Start > Studies > Fundamenten van het geloof > Rechtvaardiging door geloof
Rechtvaardiging door geloof
Om mensen met God te verzoenen, heeft Christus Jezus zijn leven gegeven als losoffer. Hierdoor kunnen wij verlost worden van zonde en de schuld die wij daardoor hebben bij God. Maar hoe kan God ons vergeven wanneer Hij geen zonde kan verdragen en daarover toornt? Hij kan toch niet doen of wij ze niet gedaan hebben? Nee, dat is niet in overeenstemming met zijn rechtvaardigheid! Onze zonden zijn niet te ontkennen en te verbergen. Ze maken ons onrein en ongeschikt voor onze heerlijke bestemming. Wij zijn strafwaardig, maar omwille van zijn Zoon rekent God ons de zonden niet toe:
“… dat God in Christus de wereld met Zichzelf verzoenende was, door hun hun overtredingen niet toe te rekenen …” (2 Korintiërs 5:19)
“Zalig zij, van wie ongerechtigheden vergeven en van wie zonden bedekt zijn. Zalig de man, wiens zonde de Here geenszins zal toerekenen.” (Romeinen 4:7, Psalm 32:1)

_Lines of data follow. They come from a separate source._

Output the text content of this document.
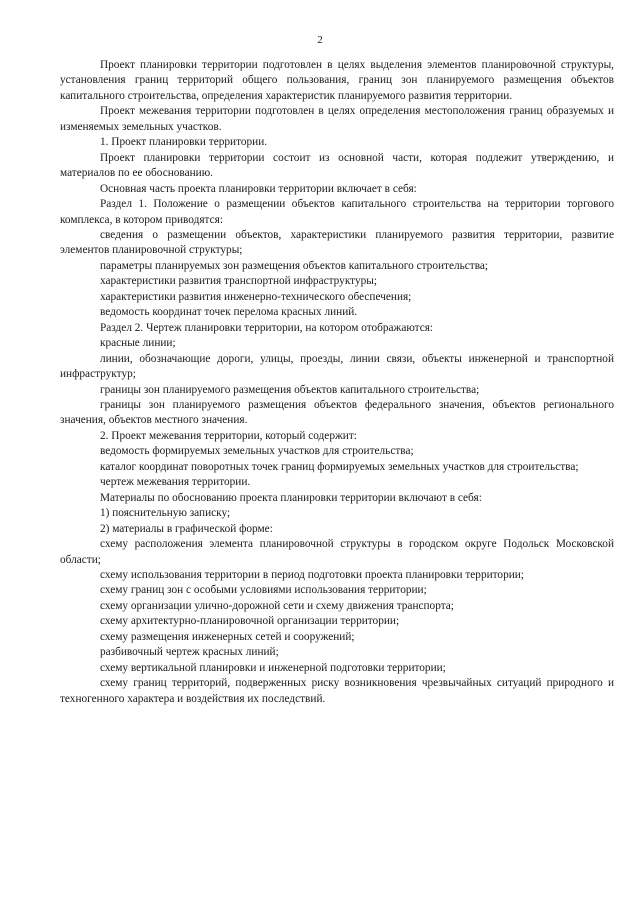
2

Проект планировки территории подготовлен в целях выделения элементов планировочной структуры, установления границ территорий общего пользования, границ зон планируемого размещения объектов капитального строительства, определения характеристик планируемого развития территории.

Проект межевания территории подготовлен в целях определения местоположения границ образуемых и изменяемых земельных участков.

1. Проект планировки территории.

Проект планировки территории состоит из основной части, которая подлежит утверждению, и материалов по ее обоснованию.

Основная часть проекта планировки территории включает в себя:

Раздел 1. Положение о размещении объектов капитального строительства на территории торгового комплекса, в котором приводятся:

сведения о размещении объектов, характеристики планируемого развития территории, развитие элементов планировочной структуры;

параметры планируемых зон размещения объектов капитального строительства;

характеристики развития транспортной инфраструктуры;

характеристики развития инженерно-технического обеспечения;

ведомость координат точек перелома красных линий.

Раздел 2. Чертеж планировки территории, на котором отображаются:

красные линии;

линии, обозначающие дороги, улицы, проезды, линии связи, объекты инженерной и транспортной инфраструктур;

границы зон планируемого размещения объектов капитального строительства;

границы зон планируемого размещения объектов федерального значения, объектов регионального значения, объектов местного значения.

2. Проект межевания территории, который содержит:

ведомость формируемых земельных участков для строительства;

каталог координат поворотных точек границ формируемых земельных участков для строительства;

чертеж межевания территории.

Материалы по обоснованию проекта планировки территории включают в себя:

1) пояснительную записку;

2) материалы в графической форме:

схему расположения элемента планировочной структуры в городском округе Подольск Московской области;

схему использования территории в период подготовки проекта планировки территории;

схему границ зон с особыми условиями использования территории;

схему организации улично-дорожной сети и схему движения транспорта;

схему архитектурно-планировочной организации территории;

схему размещения инженерных сетей и сооружений;

разбивочный чертеж красных линий;

схему вертикальной планировки и инженерной подготовки территории;

схему границ территорий, подверженных риску возникновения чрезвычайных ситуаций природного и техногенного характера и воздействия их последствий.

Paulus legt in de brief aan de Romeinen uit, dat God tegenover de onrechtvaardigheid van Adam, de rechtvaardigheid van Christus Jezus stelt. En evenals ons de onrechtvaardigheid van Adam wordt toegerekend door onze verbondenheid met hem in de zonde, wordt ons de rechtvaardigheid van Christus Jezus toegerekend door onze verbondenheid met Hem in geloof:
“Derhalve, gelijk het door één daad van overtreding voor alle mensen tot veroordeling gekomen is, zo komt het ook door één daad van gerechtigheid voor alle mensen tot rechtvaardiging ten leven. Want gelijk door de ongehoorzaamheid van één mens zeer velen zondaren geworden zijn, zo zullen ook door de gehoorzaamheid van één zeer velen rechtvaardigen worden … opdat, gelijk de zonde als koning heerste in de dood, zo ook de genade zou heersen door rechtvaardigheid ten eeuwigen leven door Christus Jezus onze Here.” (Romeinen 5:12-21)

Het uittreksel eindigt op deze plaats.